Mama's got worries
I have been an anxious person my entire life. In my youth I feared bugs, heights and close quarters. I worried about my grades, my family and what others thought of me. I worried about failing. About dying. About worrying too much. Not that much has changed as an adult. In fact, now there are more things to worry about than ever. I now have a husband, two kids and a small business. Can you think about anything more momentous than being responsible for the complete safety and happiness of another person? Do you know how many things can go wrong there? I do, believe me. Because I have spent many minutes, hours and days worrying about all of the ways that I might screw up my precious ones or all of the bad things that could possibly happen to them that are beyond my control. In fact, I still can't decide what is more stressful, worrying about something that is out of your control or something that you could have possibly prevented but didn't. You are getting the idea, right? It can be pretty brutal in my mind when I allow it to take over my thinking. The difference between the anxiety of my childhood and today is that I now have the tools to manage my thinking. As a therapist, I have longed recognized the importance of mental health treatment and have sought therapy throughout different stages of my life. But motherhood in particular brings about a new set of fears and worries that can trigger anxiety in even the most relaxed of parents. I know that I am not the only mom to worry the way I do. I am very lucky to have friends who are as open as I am in sharing their experiences and fears with me. There is a common theme among us all. We strive to be perfect mothers. And by perfect mothers, I am not referring to June Cleaver type moms who have a clean house, clean kids and dinner on the table every night. Most of us work and share household duties with our partners. No, by perfect mothers I mean doing anything we can to avoid screwing our kids up in any way possible. Emotionally, physically, psychologically, socially and spiritually. That is quite an unreasonable feat that we are committed to for one reason: It is impossible. Our children are individuals who react in their own individual way to our parenting, to their friends, to school and to their own inner worries. As hard as we might try, there is no way for us to control the way our children will turn out as adults. All we can do is try our hardest. Without going crazy in the process.
Despite this logical, intellectualized way of looking at it, this is not the way that many of us perceive motherhood. In our modern world, the amount of information that we are exposed to often hinders our ability to problem solve instead of improving it. Moms are faced with news stories, studies and Facebook posts everyday that expose everything that could possibly go wrong with our little ones. As if we weren't anxious enough about doing the right things, as if we didn't feel guilty enough already, now we hear about how TV rots kids brains, how so many foods we eat are linked to cancer. We hear stories of tragic accidents, we are told we are not buckling our kids in their seat belts correctly, that we shouldn't use formula or food dye. How can we keep track of all these things? All of these factors contribute to "Mom Anxiety". Anxiety is fear that stems from feeling unable to control a situation. And what more uncontrollable of a situation is there than raising a child? Especially if your child is different in some way or has special needs?

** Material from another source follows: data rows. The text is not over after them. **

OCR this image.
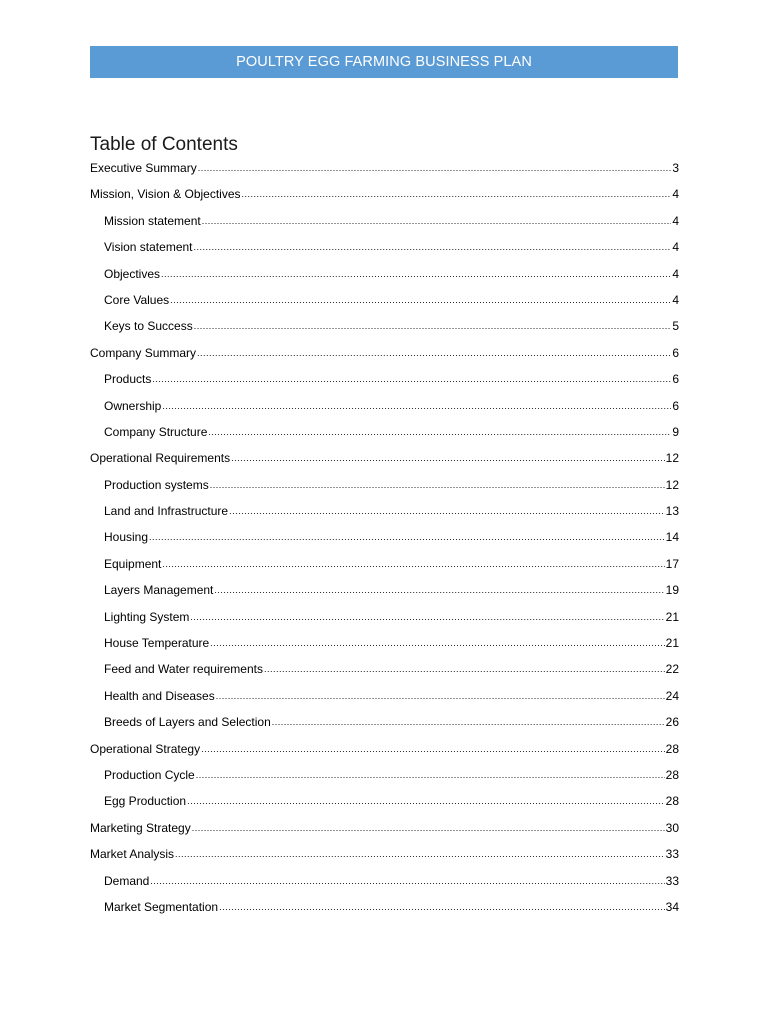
POULTRY EGG FARMING BUSINESS PLAN
Table of Contents
Executive Summary .....	3
Mission, Vision & Objectives .....	4
Mission statement .....	4
Vision statement .....	4
Objectives .....	4
Core Values .....	4
Keys to Success .....	5
Company Summary .....	6
Products .....	6
Ownership .....	6
Company Structure .....	9
Operational Requirements .....	12
Production systems .....	12
Land and Infrastructure .....	13
Housing .....	14
Equipment .....	17
Layers Management .....	19
Lighting System .....	21
House Temperature .....	21
Feed and Water requirements .....	22
Health and Diseases .....	24
Breeds of Layers and Selection .....	26
Operational Strategy .....	28
Production Cycle .....	28
Egg Production .....	28
Marketing Strategy .....	30
Market Analysis .....	33
Demand .....	33
Market Segmentation .....	34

Listen, my anxiety didn't come from no where. My mother is a champion worrier, as was her mother before her. There is no way that anxiety was going to bypass me. But in the 1950's and then the 1970's and '80's, mom's didn't have as much ammunition to fuel their anxiety. The only way to compare themselves to other moms was to talk to other moms. There were no Facebook posts of perfect family vacations and perfectly behaved children and perfect spouses. There was no way to broadcast warped views of reality to thousands of people. So moms did their best. They fed their kids without guilt and let them watch TV without guilt. Sure, there were still things to worry about and feel guilty about, but they weren't in such an abundance.
Today moms have to make a conscious decision to have faith, trust their instincts and do their best. I want us all to band together and agree to do the following so that we can chill the hell out and start to enjoy being parents:
Self care, self care, self care: Even as I write it three times I can't stress it enough and yet do you see me engaging in self care? No! But I need to and if we ALL agree to prioritize ourselves maybe the peer pressure will get to me.
Support: Support looks different for everyone. For me it's my family, but it's also my sister wives. All of my besties who are fighting the good fight with me. The women who won't judge me when I tell them that I let my kids eat ice cream out of the carton while watching TV for dinner because I literally couldn't even.... But support for you might be a religious group, an online support group or a book club. It just matters that you feel understood and cared for.
Changing our expectation: We are not perfect. Our husbands aren't perfect. Our children aren't perfect. Nor will any of the previously mentioned people ever be perfect. Having realistic expectations means that our anxiety and disappointment will be lower. In order to change our expectations, we need to actively counter the perfectionistic thoughts, with more loving, accepting thoughts.
Seek professional help when necessary: As I mentioned before, I am a therapist who is in therapy. I am in therapy because I believe in it and I know that it works. If your anxiety and/or depression become unmanageable, seek out a therapist who specializes in working with your particular set of symptoms. It's amazing how talking to an unbiased, outside observer can help you gain perspective when things seem overwhelming and bleak.